La Havane (AFP) – Sans eau courante depuis deux semaines, Lorenzo Islem, 65 ans, n’a pas d’autre choix que d’aller remplir des bidons à un kilomètre de chez lui. A Cuba, les difficultés de distribution d’eau mettent à rude épreuve la patience des habitants, déjà touchés par des pénuries en tout genre.

« Si je ne fais pas ça, qu’est-ce que je fais ? Je meurs chez moi de soif et de faim », raconte à l’AFP le retraité en arrivant, haletant et transpirant, dans sa petite maison de bois du quartier de Punta Brava, à 25 kilomètres du centre de La Havane.

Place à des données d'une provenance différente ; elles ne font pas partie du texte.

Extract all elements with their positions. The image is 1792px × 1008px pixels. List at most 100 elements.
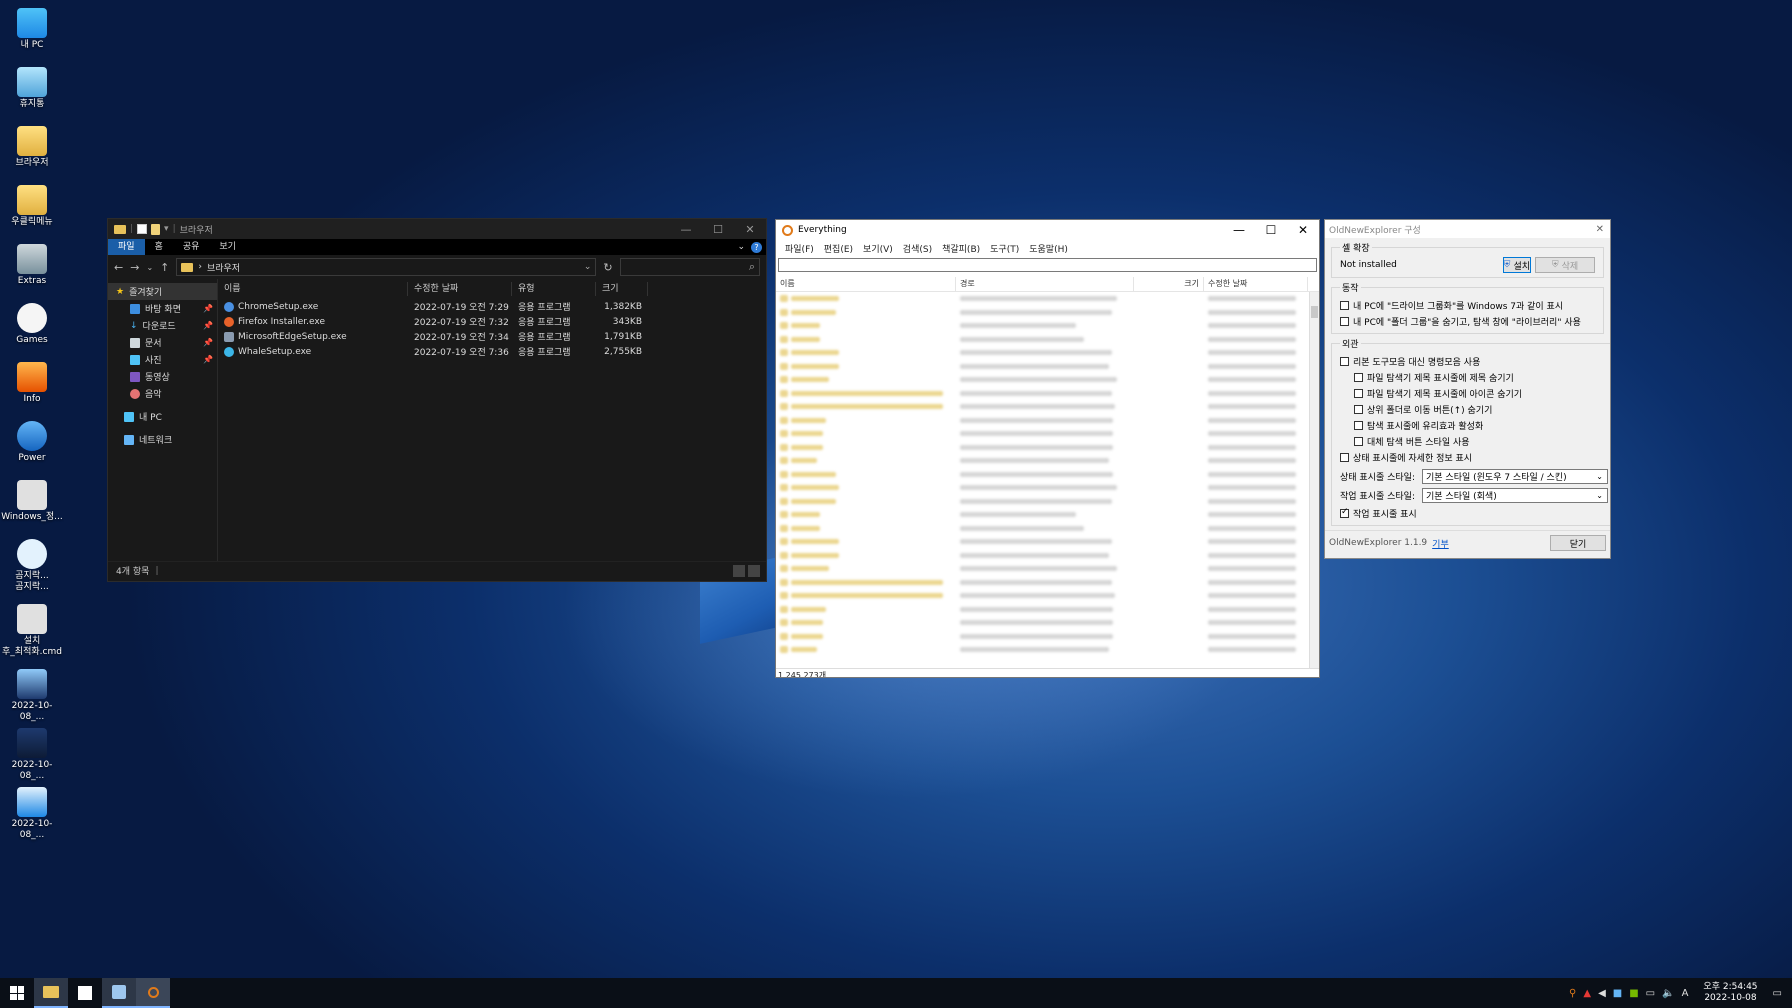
result-row[interactable] xyxy=(776,400,1319,414)
show-taskbar-option[interactable]: 작업 표시줄 표시 xyxy=(1340,505,1608,521)
menu-edit[interactable]: 편집(E) xyxy=(819,242,858,255)
result-row[interactable] xyxy=(776,319,1319,333)
column-header-size[interactable]: 크기 xyxy=(596,282,648,296)
result-row[interactable] xyxy=(776,306,1319,320)
close-button[interactable]: ✕ xyxy=(734,223,766,236)
column-header-name[interactable]: 이름 xyxy=(776,276,956,291)
result-row[interactable] xyxy=(776,562,1319,576)
taskbar-oldnewexplorer[interactable] xyxy=(102,978,136,1008)
appearance-option-glass[interactable]: 탐색 표시줄에 유리효과 활성화 xyxy=(1340,417,1608,433)
breadcrumb[interactable]: 브라우저 xyxy=(207,261,240,274)
result-row[interactable] xyxy=(776,346,1319,360)
uninstall-button[interactable]: ⛨ 삭제 xyxy=(1535,257,1595,273)
checkbox[interactable] xyxy=(1340,316,1349,326)
checkbox[interactable] xyxy=(1354,388,1363,398)
file-explorer-window[interactable]: | ▾ | 브라우저 — ☐ ✕ 파일 홈 공유 보기 ⌄ ? ← → ⌄ ↑ … xyxy=(107,218,767,582)
desktop-icon-browser-folder[interactable]: 브라우저 xyxy=(0,122,64,180)
file-row[interactable]: ChromeSetup.exe 2022-07-19 오전 7:29 응용 프로… xyxy=(218,299,766,314)
minimize-button[interactable]: — xyxy=(670,223,702,236)
checkbox[interactable] xyxy=(1354,372,1363,382)
address-bar[interactable]: › 브라우저 ⌄ xyxy=(176,258,597,276)
desktop-icon-screenshot-2[interactable]: 2022-10-08_... xyxy=(0,724,64,782)
checkbox[interactable] xyxy=(1340,452,1349,462)
details-view-button[interactable] xyxy=(733,564,745,577)
tab-file[interactable]: 파일 xyxy=(108,239,145,255)
scrollbar-thumb[interactable] xyxy=(1311,306,1318,318)
desktop-icon-context-menu-folder[interactable]: 우클릭메뉴 xyxy=(0,181,64,239)
desktop-icon-games[interactable]: Games xyxy=(0,299,64,357)
checkbox[interactable] xyxy=(1340,356,1349,366)
result-row[interactable] xyxy=(776,576,1319,590)
vertical-scrollbar[interactable] xyxy=(1309,292,1319,668)
network-icon[interactable]: ▭ xyxy=(1646,988,1655,999)
notification-icon[interactable]: ▭ xyxy=(1773,988,1782,999)
menu-file[interactable]: 파일(F) xyxy=(780,242,819,255)
column-header-path[interactable]: 경로 xyxy=(956,276,1134,291)
desktop-icon-ie[interactable]: 곰지락... 곰지락... xyxy=(0,535,64,597)
onex-titlebar[interactable]: OldNewExplorer 구성 ✕ xyxy=(1325,220,1610,238)
menu-tools[interactable]: 도구(T) xyxy=(985,242,1024,255)
recent-locations-icon[interactable]: ⌄ xyxy=(146,263,153,272)
result-row[interactable] xyxy=(776,643,1319,657)
result-row[interactable] xyxy=(776,427,1319,441)
everything-tray-icon[interactable]: ⚲ xyxy=(1569,988,1576,999)
address-dropdown-icon[interactable]: ⌄ xyxy=(584,262,596,272)
result-list[interactable] xyxy=(776,292,1319,668)
file-row[interactable]: MicrosoftEdgeSetup.exe 2022-07-19 오전 7:3… xyxy=(218,329,766,344)
taskbar-store[interactable] xyxy=(68,978,102,1008)
nav-item-pictures[interactable]: 사진 📌 xyxy=(108,351,217,368)
up-icon[interactable]: ↑ xyxy=(160,261,169,274)
nav-item-music[interactable]: 음악 xyxy=(108,385,217,402)
help-icon[interactable]: ? xyxy=(751,241,762,253)
start-button[interactable] xyxy=(0,978,34,1008)
checkbox[interactable] xyxy=(1340,300,1349,310)
desktop-icon-my-pc[interactable]: 내 PC xyxy=(0,4,64,62)
forward-icon[interactable]: → xyxy=(130,261,139,274)
new-folder-icon[interactable] xyxy=(151,223,161,235)
oldnewexplorer-config-window[interactable]: OldNewExplorer 구성 ✕ 셸 확장 Not installed ⛨… xyxy=(1324,219,1611,559)
result-row[interactable] xyxy=(776,535,1319,549)
large-icons-view-button[interactable] xyxy=(748,564,760,577)
column-header-date[interactable]: 수정한 날짜 xyxy=(408,282,512,296)
maximize-button[interactable]: ☐ xyxy=(702,223,734,236)
search-input[interactable]: ⌕ xyxy=(619,258,760,276)
desktop-icon-screenshot-1[interactable]: 2022-10-08_... xyxy=(0,665,64,723)
minimize-button[interactable]: — xyxy=(1223,223,1255,237)
search-input[interactable] xyxy=(778,258,1317,272)
nav-item-videos[interactable]: 동영상 xyxy=(108,368,217,385)
speaker-tray-icon[interactable]: ◀ xyxy=(1598,988,1606,999)
menu-help[interactable]: 도움말(H) xyxy=(1024,242,1073,255)
warning-icon[interactable]: ▲ xyxy=(1583,988,1591,999)
result-row[interactable] xyxy=(776,549,1319,563)
donate-link[interactable]: 기부 xyxy=(1432,537,1449,550)
appearance-option-detailed-status[interactable]: 상태 표시줄에 자세한 정보 표시 xyxy=(1340,449,1608,465)
nav-item-this-pc[interactable]: 내 PC xyxy=(108,408,217,425)
menu-bookmarks[interactable]: 책갈피(B) xyxy=(937,242,985,255)
result-row[interactable] xyxy=(776,373,1319,387)
desktop-icon-power[interactable]: Power xyxy=(0,417,64,475)
statusbar-style-select[interactable]: 기본 스타일 (윈도우 7 스타일 / 스킨) ⌄ xyxy=(1422,469,1608,484)
menu-search[interactable]: 검색(S) xyxy=(898,242,937,255)
result-row[interactable] xyxy=(776,495,1319,509)
result-row[interactable] xyxy=(776,481,1319,495)
shield-tray-icon[interactable]: ■ xyxy=(1613,988,1622,999)
tab-view[interactable]: 보기 xyxy=(209,239,246,255)
result-row[interactable] xyxy=(776,292,1319,306)
result-row[interactable] xyxy=(776,616,1319,630)
checkbox-checked[interactable] xyxy=(1340,507,1349,518)
file-row[interactable]: Firefox Installer.exe 2022-07-19 오전 7:32… xyxy=(218,314,766,329)
appearance-option-hide-icon[interactable]: 파일 탐색기 제목 표시줄에 아이콘 숨기기 xyxy=(1340,385,1608,401)
result-row[interactable] xyxy=(776,441,1319,455)
refresh-icon[interactable]: ↻ xyxy=(603,261,612,274)
checkbox[interactable] xyxy=(1354,420,1363,430)
appearance-option-command-bar[interactable]: 리본 도구모음 대신 명령모음 사용 xyxy=(1340,353,1608,369)
everything-titlebar[interactable]: Everything — ☐ ✕ xyxy=(776,220,1319,240)
desktop-icon-windows-settings[interactable]: Windows_정... xyxy=(0,476,64,534)
appearance-option-hide-title[interactable]: 파일 탐색기 제목 표시줄에 제목 숨기기 xyxy=(1340,369,1608,385)
result-row[interactable] xyxy=(776,468,1319,482)
volume-icon[interactable]: 🔈 xyxy=(1662,988,1674,999)
desktop-icon-screenshot-3[interactable]: 2022-10-08_... xyxy=(0,783,64,841)
desktop-icon-recycle-bin[interactable]: 휴지통 xyxy=(0,63,64,121)
checkbox[interactable] xyxy=(1354,436,1363,446)
result-row[interactable] xyxy=(776,589,1319,603)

Le sexagénaire a dû parcourir à pied près d’un kilomètre sous une chaleur étouffante en poussant une brouette chargée de trois bidons d’eau qu’il est allé chercher chez un ami. Il vit dans le quartier depuis une dizaine d’années et n’a « jamais rien connu de tel ».

« Le problème de l’eau est critique, nous n’avons pas d’eau depuis 15 ou 20 jours », explique-t-il en vidant le contenu des bidons dans un réservoir de sa cuisine. « Je ferai un autre voyage tout à l’heure, car cette eau-là, c’est pour boire et se laver », ajoute-t-il, visiblement éprouvé par l’effort.

Brouettes, bicyclettes, chariots, coffres de voitures, charrettes tirées par des chevaux: à Punta Brava, chacun se débrouille comme il peut pour acheminer de l’eau jusque chez lui.

Sur l’île de moins de dix millions d’habitants, environ 10% de la population est privée d’eau courante, a reconnu récemment le président de l’Institut national des ressources hydriques (INRH), Antonio Rodriguez.

« Nous avons des personnes touchées dans toutes les provinces », a-t-il expliqué. A La Havane, trois communes connaissent une situation difficile, dont La Lisa, celle qui comprend le quartier où Lorenzo Islem habite avec son épouse.

Selon le dirigeant de l’INRH, l’absence d’eau au robinet est due à un manque « d’équipements de pompage », « aux coupures d’électricité » qui désactivent les pompes et à « des ruptures » dans les canalisations. Sur l’île, quelque 300.000 personnes sont actuellement approvisionnées par camions-citernes.

Or ces distributions par camions entraînent pour l’Etat des frais de carburant supplémentaires et nourrissent un cercle vicieux dans un pays dont les coupures d’électricité, qui entraînent les suspensions de l’eau courante, sont justement provoquées par le manque de combustible.

« C’est trop »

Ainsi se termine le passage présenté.